Higher levels of multiple chemokines at the late stage of SAH seemed to correlate with worse clinical outcome. A few chemokines correlated with WFNS score, Fisher score and occurrence of DCI/DIND. Chemokines may be useful as biomarkers for describing the pathophysiology and prognosis of SAH. Further studies are needed to better understand their exact mechanism of action in the inflammatory cascade.
趋化因子是一种小分子细胞因子,对免疫细胞具有趋化作用,参与许多炎症过程。本研究旨在深入了解这一相对未被探索的蛋白家族在蛛网膜下腔出血(SAH)炎症病理生理学中的作用。
在 SAH 后第 1、4 和 10 天收集 29 名患者(17 名女性;平均年龄 57 岁)的脑脊液,离心后在-70°C 下冷冻。使用基于邻近延伸分析技术的 Target 96 炎症®分析(Olink Proteomics,瑞典乌普萨拉)分析 92 种与炎症相关的蛋白质。该面板包括 20 种趋化因子(CCL2(或 MCP-1)、CCL3、CCL4、CCL7(或 MCP-3)、CCL8(或 MCP-2)、CCL11(或 Eotaxin)、CCL13(或 MCP-4)、CCL19、CCL20、CCL23、CCL25、CCL28、CXCL1、CXCL5、CXCL6、CXCL8(或 IL-8)、CXCL9、CXCL10、CXCL11 和 CX3CL1(或 Fractalkine)),分析它们的表达时间模式,并根据世界神经外科学会联合会(WFNS)入院评分和Fisher 量表基于入院 CT 的出血量将其在二分临床组中进行比较;是否存在迟发性脑缺血(DCI)/迟发性缺血性神经功能缺损(DIND);以及基于格拉斯哥结局量表的临床结局。蛋白表达水平以归一化蛋白表达(NPX)的输出单位提供。采用方差分析模型进行统计分析。
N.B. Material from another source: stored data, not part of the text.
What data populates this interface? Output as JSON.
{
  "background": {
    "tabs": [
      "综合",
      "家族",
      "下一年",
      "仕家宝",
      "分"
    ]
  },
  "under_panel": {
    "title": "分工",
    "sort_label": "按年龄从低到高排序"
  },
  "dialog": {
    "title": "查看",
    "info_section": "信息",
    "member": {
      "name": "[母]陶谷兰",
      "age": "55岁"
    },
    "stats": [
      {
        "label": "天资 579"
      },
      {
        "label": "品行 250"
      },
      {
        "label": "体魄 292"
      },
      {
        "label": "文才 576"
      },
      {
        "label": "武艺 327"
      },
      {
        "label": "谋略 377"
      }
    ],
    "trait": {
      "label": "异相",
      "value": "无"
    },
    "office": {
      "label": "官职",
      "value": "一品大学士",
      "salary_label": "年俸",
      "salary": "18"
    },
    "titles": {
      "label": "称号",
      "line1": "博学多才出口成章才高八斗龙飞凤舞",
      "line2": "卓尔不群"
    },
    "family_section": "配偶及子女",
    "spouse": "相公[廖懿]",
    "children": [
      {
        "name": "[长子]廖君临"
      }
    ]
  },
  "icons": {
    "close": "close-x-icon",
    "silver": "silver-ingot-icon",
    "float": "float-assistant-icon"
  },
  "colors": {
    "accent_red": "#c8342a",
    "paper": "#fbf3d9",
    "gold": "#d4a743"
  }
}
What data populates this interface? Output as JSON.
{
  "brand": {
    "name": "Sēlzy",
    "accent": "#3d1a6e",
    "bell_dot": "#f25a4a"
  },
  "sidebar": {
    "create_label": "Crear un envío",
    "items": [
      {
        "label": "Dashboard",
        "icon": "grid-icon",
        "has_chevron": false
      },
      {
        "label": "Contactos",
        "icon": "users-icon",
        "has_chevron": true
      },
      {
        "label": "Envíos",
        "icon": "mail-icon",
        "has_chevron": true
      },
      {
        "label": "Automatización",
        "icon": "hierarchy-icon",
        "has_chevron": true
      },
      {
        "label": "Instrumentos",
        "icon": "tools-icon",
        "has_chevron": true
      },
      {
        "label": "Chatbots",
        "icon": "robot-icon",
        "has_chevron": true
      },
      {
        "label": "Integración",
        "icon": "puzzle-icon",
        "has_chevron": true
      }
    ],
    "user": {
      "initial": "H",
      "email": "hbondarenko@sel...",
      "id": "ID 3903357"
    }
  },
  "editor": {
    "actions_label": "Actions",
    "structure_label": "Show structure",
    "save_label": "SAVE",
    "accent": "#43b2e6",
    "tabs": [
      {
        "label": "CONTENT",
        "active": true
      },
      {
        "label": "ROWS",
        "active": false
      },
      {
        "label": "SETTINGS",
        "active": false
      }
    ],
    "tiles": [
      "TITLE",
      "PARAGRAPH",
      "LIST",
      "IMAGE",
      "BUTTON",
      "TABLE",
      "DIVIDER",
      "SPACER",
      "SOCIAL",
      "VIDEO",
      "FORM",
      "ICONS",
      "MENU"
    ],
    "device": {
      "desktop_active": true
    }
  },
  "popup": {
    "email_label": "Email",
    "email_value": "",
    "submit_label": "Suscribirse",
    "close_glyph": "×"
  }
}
观察到 4 种表达时间模式(即早期、中期、晚期高峰和无高峰)。在预后不良(GOS 1-3)的患者中,CCL2、CCL4、CCL7、CCL11、CCL13、CCL19、CCL20、CXCL1、CXCL5、CXCL6 和 CXCL8 的第 10 天平均 NPX 值明显更高。在 WFNS 4-5 组中,CCL11 在第 4 天和第 10 天的平均 NPX 值明显更高,CCL25 在第 4 天的平均 NPX 值明显更高。在 SAH Fisher 4 的患者中,CCL11 在第 1、4 和 10 天的平均 NPX 值明显更高。最后,DCI/DIND 患者的第 4 天平均 NPX 值的 CXCL5 明显更高。
蛛网膜下腔出血晚期高水平的多种趋化因子似乎与较差的临床结局相关。一些趋化因子与 WFNS 评分、Fisher 评分和 DCI/DIND 的发生相关。趋化因子可能作为描述蛛网膜下腔出血病理生理学和预后的生物标志物有用。需要进一步的研究来更好地了解它们在炎症级联反应中的确切作用机制。